There is an interesting historical framing that flips this question on its head. As the inimitable Brandon White points out, the “supermajority of the 100+ year old drug discovery companies of today built their initial business momentum elsewhere.” In other words, a valid counter-question is: which of the major pharma companies today actually started as drug discovery companies?
In order to explore this idea, I’m going to talk about some of the historical pharma origin stories, and and examine what some of the modern equivalents may be.
Pharma origin stories
Some of the largest pharmaceutical companies are really old. Many have even been around longer than the Food and Drug Administration. These massive global corporations all had more humble origins well before the high-risk, high-reward paradigm of modern drug discovery.
Before ever being involved in pharmaceuticals, Johnson & Johnson spent the better part of a century selling a wide variety of consumer products. As antiseptic surgery become more widely adopted towards the end of the 19th century, J&J built a profitable business selling sterile surgical supplies and medical guides. They continued to develop useful but thoroughly unsexy products such as Band-Aids and Baby Soap.
It wasn’t until J&J had existed profitably for nearly 100 years that they moved into drug development with the acquisition of McNeil laboratories and sale of Tylenol in 1959, and the following acquisition of Janssen Pharmaceuticals in 1961. Due to their position as a stable and massive corporation with a higher credit rating than the U.S. government, they have been able to underwrite the risk of modern drug discovery and benefit from the upside.
As Nikita Singareddy (who writes the excellent Waiting Room newsletter) has pointed out, many pharma companies originally developed their chemical synthesis capacity selling dyes. Bayer followed this trajectory, starting in 1863 as a dyestuffs factory before developing and manufacturing Aspirin. They also had a successful stint as a heroin supplier—putting the drug in drug discovery.
There are many other examples of both dyes and drugs generating profits for pharma companies, with Novartis’s origins tracing to the merger of a silk-dyeing factory and a dyewood mill in Basel, or Merck getting its start as a German drug store and manufacturer selling morphine and cocaine.
It wasn’t until the 20th century that the FDA came on to the scene. In 1906, Teddy Roosevelt passed the Pure Food and Drug Act in an attempt to cut down on mislabeled foods and drugs being shipped between states.

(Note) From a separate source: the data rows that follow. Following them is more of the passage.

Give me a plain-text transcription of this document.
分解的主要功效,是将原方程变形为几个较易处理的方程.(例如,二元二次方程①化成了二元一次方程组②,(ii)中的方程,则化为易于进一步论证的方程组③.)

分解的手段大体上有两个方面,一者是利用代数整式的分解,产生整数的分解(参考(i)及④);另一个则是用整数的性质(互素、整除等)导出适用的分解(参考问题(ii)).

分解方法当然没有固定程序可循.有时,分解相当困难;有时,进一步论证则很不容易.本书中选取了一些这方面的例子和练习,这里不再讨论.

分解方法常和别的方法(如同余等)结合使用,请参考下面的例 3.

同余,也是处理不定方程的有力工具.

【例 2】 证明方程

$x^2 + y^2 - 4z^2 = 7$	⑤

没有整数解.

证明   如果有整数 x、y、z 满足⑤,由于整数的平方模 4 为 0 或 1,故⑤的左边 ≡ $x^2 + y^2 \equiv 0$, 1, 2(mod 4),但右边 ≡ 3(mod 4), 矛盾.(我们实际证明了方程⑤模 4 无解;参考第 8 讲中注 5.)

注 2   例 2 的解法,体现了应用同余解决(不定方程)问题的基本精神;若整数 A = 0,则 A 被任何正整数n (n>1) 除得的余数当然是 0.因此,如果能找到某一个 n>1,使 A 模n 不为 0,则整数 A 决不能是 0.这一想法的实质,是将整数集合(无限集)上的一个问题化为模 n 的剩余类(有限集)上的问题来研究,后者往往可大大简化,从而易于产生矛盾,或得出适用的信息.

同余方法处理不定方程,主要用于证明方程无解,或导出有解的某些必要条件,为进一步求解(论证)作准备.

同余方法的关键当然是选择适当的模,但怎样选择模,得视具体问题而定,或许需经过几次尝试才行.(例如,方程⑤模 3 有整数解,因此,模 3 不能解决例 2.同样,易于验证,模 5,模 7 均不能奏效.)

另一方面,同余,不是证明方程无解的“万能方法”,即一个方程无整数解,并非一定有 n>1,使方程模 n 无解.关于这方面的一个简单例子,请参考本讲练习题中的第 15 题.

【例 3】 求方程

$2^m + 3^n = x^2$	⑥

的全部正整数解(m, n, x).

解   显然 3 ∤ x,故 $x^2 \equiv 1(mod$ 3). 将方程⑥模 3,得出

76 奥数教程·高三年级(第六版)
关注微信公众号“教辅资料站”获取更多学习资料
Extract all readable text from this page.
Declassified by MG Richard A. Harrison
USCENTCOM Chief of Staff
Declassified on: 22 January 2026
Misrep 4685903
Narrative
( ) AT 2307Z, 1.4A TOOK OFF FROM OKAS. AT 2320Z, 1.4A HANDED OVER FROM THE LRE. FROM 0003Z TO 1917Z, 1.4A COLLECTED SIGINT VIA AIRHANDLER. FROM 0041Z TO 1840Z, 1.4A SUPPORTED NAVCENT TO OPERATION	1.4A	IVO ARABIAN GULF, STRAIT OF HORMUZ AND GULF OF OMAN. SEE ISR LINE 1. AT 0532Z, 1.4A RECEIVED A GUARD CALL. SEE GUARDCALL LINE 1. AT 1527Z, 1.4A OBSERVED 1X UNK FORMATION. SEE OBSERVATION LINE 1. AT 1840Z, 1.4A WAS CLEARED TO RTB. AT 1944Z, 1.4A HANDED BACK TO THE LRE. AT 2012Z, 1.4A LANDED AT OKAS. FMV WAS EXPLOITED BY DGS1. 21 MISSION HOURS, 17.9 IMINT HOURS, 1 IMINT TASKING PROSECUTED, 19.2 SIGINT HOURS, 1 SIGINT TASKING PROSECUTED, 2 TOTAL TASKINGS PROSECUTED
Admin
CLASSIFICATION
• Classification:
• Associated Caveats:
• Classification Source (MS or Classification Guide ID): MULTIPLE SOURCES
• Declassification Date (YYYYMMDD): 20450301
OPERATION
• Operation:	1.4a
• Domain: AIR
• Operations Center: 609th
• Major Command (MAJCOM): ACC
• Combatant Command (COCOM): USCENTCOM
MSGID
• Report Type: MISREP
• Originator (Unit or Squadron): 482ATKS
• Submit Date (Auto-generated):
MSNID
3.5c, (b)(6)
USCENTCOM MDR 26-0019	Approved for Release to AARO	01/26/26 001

Half a century passed where the FDA continued to gradually accumulate regulatory power.
Then, in 1962 there was a massive inflection point. After a major tragedy where thousands of children were born with birth defects due to their mothers being prescribed thalidomide, the Kefauver–Harris Amendment was signed in to law. This legislation introduced the requirement for pharmaceutical companies to prove the efficacy and safety of a new drug before having it approved.
This shift marked the beginning of the modern drug discovery paradigm. It substantially increased the time, cost, and difficulty associated with bringing a new drug to market. Because of this, additional legislation was ultimately passed in 1984 that granted patent exclusivity to approved drugs in order to incentivize development.
As the legislation and difficulty associated with drug development increased, it made it difficult for anybody but the “megacorps”—to use William Gibson’s sci-fi terminology—to make new drugs. Even biotech companies today that start out as discovery companies either sell to or partner with existing pharma companies.
Modern equivalents
Many of the massive incumbent pharmaceutical companies were profitable businesses well before the establishment of the modern drug discovery process. What lessons can we learn from this? What types of companies being built today could make this transition?
Illumina is certainly going to make an attempt. Similar to how Bayer leveraged it’s chemical synthesis capacity from dye making, Illumina does have technical infrastructure for large-scale genomics efforts and accompanying bioinformatics. As their patents come to an end, strategies like their intension to acquire GRAIL and to move into drug discovery offer the promise of capturing more vertical value relative to being a horizontal technology provider.
Whether or not Illumina successfully navigates this transition, there are several different types of biotech businesses that will likely try something similar. 23andMe has attempted to build on their business model of providing consumer genetics kits by moving into drug discovery. Schrödinger launched a collaboration with Nimbus Therapeutics to develop drugs in addition to their primary offering of selling drug discovery software.
There are likely a variety of additional options that we are all currently failing to imagine. Profit from selling tools, software, consumer products, or other services all could potentially be used to launch the next generation of massive tech-enabled pharmaceutical companies. As Brandon White argues, the combination of profit from both technology/consumer products and new drugs could “usher in the first trillion dollar pharma company.”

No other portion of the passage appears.